EROL C., ŞENDUR M. A. N., Bilgetekin I., BAYIR GARBİOĞLU D., HAMDARD J., Akbas S., ...Daha Fazla

JOURNAL OF CANCER RESEARCH AND THERAPEUTICS, cilt.18, sa.9, ss.347-353, 2022 (SCI-Expanded) identifier identifier identifier

  • Yayın Türü: Makale / Tam Makale
  • Cilt numarası: 18 Sayı: 9
  • Basım Tarihi: 2022
  • Doi Numarası: 10.4103/jcrt.jcrt_1104_21
  • Dergi Adı: JOURNAL OF CANCER RESEARCH AND THERAPEUTICS
  • Derginin Tarandığı İndeksler: Science Citation Index Expanded (SCI-EXPANDED), Scopus, Academic Search Premier, CAB Abstracts, CINAHL, EMBASE, MEDLINE, Veterinary Science Database
  • Sayfa Sayıları: ss.347-353
  • Ankara Üniversitesi Adresli: Evet

Özet

Aims: The addition of aflibercept to the fluorouracil and irinotecan (FOLFIRI) regimen significantly improved clinical outcomes in patients with metastatic colorectal cancer (CRC) previously treated with oxaliplatin. We aimed to investigate the efficacy and safety of second-line FOLFIRI and aflibercept combination in patients with metastatic CRC in real-life experience. Materials and Methods: Four hundred and thirty-three patients who treated with FOLFIRI and aflibercept in the second-line were included in the study. The clinical and pathological features of the patients were recorded retrospectively. Survival (overall and progression-free survival [PFS]), response rates, and safety data were analyzed.
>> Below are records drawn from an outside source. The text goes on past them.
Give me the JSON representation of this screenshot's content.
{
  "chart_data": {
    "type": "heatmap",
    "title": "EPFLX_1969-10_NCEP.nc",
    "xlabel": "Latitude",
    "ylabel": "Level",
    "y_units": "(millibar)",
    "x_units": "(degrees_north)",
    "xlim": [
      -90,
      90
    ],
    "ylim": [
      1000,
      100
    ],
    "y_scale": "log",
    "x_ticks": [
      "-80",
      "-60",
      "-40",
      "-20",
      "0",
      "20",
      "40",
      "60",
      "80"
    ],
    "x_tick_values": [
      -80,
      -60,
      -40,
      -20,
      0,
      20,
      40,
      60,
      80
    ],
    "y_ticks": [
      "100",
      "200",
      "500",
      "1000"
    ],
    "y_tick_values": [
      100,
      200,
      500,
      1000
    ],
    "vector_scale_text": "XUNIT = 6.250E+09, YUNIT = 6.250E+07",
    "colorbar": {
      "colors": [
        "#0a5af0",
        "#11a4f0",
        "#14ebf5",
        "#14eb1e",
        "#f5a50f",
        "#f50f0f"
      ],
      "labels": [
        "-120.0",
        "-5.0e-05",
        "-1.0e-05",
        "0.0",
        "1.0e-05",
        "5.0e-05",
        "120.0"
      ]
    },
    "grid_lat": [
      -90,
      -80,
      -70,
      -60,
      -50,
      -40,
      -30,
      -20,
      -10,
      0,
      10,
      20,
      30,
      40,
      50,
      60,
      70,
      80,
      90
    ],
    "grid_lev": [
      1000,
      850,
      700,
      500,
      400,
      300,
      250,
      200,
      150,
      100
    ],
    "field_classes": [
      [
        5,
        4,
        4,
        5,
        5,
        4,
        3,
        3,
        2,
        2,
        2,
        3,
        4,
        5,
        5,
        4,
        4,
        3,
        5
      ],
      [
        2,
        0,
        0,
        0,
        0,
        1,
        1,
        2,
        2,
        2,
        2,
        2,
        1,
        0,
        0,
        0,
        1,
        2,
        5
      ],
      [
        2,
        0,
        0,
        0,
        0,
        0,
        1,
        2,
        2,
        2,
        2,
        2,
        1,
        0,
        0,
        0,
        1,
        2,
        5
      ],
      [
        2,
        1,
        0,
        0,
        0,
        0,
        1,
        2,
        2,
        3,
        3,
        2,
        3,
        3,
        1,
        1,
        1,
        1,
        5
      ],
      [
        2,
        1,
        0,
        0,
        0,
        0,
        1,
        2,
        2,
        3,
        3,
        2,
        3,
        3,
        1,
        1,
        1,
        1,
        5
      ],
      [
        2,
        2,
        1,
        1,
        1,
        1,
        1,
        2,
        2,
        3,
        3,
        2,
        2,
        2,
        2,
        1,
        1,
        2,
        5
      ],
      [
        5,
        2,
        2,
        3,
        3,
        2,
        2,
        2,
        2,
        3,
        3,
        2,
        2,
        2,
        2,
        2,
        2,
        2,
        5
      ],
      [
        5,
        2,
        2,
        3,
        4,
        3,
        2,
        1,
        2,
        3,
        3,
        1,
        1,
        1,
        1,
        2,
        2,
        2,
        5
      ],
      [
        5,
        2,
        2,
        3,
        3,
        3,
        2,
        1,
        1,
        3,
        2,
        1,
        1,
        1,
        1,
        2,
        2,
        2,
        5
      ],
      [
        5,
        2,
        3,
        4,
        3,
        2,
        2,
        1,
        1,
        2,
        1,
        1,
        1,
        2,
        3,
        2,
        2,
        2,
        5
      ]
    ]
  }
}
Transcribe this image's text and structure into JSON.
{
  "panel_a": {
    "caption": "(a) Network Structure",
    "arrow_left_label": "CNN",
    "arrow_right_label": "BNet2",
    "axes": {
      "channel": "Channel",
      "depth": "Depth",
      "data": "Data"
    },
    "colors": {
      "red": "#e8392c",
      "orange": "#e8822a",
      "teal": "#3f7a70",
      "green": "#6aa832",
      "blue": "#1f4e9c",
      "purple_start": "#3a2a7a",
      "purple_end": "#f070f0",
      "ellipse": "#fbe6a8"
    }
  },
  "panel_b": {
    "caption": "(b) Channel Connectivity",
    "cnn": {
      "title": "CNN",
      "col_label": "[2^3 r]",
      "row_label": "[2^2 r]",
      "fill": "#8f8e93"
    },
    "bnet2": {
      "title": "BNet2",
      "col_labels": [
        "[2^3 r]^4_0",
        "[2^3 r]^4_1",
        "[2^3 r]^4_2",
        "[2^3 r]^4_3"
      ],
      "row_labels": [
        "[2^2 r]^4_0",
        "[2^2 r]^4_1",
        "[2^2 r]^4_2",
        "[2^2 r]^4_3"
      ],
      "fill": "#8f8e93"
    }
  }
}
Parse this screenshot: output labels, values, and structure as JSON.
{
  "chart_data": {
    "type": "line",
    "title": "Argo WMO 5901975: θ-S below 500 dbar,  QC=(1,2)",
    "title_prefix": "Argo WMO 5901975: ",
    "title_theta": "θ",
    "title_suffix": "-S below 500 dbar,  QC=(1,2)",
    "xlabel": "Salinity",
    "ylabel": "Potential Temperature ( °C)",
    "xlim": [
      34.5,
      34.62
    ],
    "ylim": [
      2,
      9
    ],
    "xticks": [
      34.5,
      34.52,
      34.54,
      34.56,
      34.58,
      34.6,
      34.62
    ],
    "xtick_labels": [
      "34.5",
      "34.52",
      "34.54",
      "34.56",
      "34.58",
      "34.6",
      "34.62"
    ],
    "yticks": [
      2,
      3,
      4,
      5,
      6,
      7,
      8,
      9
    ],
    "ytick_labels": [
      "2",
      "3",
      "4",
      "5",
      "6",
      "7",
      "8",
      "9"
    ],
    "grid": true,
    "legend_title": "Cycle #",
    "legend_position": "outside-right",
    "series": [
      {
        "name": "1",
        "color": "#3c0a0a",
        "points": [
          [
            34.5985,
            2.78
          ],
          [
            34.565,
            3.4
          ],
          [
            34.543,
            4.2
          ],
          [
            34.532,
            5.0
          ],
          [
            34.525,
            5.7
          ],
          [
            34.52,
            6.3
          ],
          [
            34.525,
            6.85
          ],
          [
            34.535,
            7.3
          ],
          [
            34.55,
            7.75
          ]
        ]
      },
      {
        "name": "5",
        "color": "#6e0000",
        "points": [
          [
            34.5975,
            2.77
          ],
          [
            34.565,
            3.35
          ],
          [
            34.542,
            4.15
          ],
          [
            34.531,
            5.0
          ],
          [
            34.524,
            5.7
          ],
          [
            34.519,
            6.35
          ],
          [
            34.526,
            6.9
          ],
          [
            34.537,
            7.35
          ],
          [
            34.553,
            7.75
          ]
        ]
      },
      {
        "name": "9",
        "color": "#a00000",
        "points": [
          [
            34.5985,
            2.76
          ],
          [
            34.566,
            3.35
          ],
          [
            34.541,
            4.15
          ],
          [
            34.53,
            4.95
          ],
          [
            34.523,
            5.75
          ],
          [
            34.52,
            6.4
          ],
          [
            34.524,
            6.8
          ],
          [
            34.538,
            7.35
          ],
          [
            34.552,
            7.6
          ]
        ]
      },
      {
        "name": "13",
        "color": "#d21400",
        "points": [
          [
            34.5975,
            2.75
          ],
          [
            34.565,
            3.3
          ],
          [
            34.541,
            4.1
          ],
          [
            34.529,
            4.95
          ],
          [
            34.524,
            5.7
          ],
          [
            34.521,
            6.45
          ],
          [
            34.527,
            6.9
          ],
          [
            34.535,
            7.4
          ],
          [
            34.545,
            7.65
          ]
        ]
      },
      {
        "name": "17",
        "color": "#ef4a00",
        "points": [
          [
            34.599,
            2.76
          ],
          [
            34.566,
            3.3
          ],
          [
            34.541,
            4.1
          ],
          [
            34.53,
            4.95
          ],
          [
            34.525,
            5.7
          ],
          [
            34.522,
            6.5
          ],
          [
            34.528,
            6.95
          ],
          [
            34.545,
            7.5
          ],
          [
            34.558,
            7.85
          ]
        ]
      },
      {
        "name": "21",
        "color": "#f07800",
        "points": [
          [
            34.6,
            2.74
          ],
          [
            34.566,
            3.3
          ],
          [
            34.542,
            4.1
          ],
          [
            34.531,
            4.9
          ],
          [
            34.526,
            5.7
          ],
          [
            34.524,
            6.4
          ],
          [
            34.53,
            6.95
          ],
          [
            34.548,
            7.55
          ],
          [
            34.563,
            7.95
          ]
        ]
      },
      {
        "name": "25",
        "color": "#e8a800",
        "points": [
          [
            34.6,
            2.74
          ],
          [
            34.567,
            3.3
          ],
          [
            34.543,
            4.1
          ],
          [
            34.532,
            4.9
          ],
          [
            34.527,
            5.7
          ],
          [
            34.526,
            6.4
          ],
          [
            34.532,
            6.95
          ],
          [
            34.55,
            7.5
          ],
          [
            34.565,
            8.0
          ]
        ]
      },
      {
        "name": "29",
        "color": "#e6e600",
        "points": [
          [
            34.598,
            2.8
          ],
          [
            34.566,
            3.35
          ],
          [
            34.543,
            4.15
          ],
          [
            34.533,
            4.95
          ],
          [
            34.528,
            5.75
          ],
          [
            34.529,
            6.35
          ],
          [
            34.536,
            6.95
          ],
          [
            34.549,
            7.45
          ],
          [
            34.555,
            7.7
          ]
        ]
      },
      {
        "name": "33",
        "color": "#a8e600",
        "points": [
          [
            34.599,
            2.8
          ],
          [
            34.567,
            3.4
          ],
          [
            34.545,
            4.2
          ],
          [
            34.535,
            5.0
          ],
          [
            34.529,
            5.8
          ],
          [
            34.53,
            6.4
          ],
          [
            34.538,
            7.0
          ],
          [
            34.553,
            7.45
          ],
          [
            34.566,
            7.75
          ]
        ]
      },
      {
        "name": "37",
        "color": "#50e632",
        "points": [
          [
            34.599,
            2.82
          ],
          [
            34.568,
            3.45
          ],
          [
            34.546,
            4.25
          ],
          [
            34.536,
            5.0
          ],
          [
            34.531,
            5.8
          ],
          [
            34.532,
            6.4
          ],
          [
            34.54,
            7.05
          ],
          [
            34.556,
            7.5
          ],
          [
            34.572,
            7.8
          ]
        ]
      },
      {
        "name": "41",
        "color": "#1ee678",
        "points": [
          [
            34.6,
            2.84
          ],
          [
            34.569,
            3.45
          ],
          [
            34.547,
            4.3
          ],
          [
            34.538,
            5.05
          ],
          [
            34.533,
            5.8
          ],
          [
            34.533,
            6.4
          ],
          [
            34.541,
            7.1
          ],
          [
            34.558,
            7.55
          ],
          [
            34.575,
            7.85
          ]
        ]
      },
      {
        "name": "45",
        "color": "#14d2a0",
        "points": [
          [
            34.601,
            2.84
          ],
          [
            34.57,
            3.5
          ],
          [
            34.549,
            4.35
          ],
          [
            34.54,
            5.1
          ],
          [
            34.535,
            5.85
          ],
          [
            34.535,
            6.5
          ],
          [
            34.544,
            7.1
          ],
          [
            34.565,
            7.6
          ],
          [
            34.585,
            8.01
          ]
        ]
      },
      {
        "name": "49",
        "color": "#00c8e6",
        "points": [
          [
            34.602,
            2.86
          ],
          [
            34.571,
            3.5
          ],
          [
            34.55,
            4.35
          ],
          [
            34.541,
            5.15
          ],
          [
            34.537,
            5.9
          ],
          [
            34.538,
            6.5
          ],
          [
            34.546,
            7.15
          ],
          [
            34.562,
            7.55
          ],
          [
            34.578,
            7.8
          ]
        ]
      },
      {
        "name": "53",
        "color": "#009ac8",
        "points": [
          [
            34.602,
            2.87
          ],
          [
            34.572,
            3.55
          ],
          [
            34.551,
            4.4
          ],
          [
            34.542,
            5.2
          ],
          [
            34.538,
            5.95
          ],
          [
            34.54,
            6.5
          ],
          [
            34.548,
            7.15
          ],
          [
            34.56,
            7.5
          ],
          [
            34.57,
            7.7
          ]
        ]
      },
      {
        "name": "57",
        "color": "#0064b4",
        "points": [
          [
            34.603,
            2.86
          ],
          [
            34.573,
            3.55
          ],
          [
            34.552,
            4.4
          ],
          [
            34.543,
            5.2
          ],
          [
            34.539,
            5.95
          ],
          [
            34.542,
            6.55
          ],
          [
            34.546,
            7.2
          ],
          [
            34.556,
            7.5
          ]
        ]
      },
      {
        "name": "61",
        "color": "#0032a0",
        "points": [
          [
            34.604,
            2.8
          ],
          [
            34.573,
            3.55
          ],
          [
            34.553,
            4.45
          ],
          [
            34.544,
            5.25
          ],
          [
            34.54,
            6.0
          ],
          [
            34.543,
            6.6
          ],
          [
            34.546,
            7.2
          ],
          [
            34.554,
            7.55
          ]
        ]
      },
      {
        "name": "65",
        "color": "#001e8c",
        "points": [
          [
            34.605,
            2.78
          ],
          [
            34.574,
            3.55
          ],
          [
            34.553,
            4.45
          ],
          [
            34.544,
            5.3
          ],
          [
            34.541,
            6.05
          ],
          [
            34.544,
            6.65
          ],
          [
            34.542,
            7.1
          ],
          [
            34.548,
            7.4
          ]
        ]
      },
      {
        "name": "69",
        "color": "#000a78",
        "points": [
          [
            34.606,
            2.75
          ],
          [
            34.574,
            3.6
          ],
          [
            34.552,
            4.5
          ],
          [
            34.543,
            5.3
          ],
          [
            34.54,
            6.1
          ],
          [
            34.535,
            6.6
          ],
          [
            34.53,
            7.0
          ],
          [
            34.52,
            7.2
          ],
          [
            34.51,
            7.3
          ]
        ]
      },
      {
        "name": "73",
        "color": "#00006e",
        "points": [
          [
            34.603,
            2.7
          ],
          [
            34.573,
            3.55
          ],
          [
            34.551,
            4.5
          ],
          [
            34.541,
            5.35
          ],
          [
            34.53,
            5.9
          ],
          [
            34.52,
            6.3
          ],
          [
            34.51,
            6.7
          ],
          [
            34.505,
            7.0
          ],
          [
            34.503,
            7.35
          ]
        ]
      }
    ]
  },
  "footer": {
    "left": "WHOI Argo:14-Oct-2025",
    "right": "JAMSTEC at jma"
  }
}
Results: The median age was 61. Majority of patients (87.5%) received first-line bevacizumab and 10.1% of patients received anti-epidermal growth factor receptor agents. About 80% of patients had KRAS, 18.6% of patients had NRAS, and 6.4% of patients had BRAF mutations. The median OS was 11.6 months (95% confidence interval [CI], 10.6-12.6) and the median PFS was 6 months (95% CI, 5.5-6.5). About 4.6% of patients had complete response and 30.6% of patients had partial response as best tumor response. Grade 1-2 toxicities were seen in 33.4% of patients, while grade 3-4 toxicities were recorded in 27% of patients. Eight patients (2%) died due to treatment toxicity. Conclusions: Overall and PFS were similar in routine clinical practice compared to phase III pivotal VELOUR trial. However, response rates were found to be higher. It was observed that there were fewer adverse events compared to the VELOUR trial.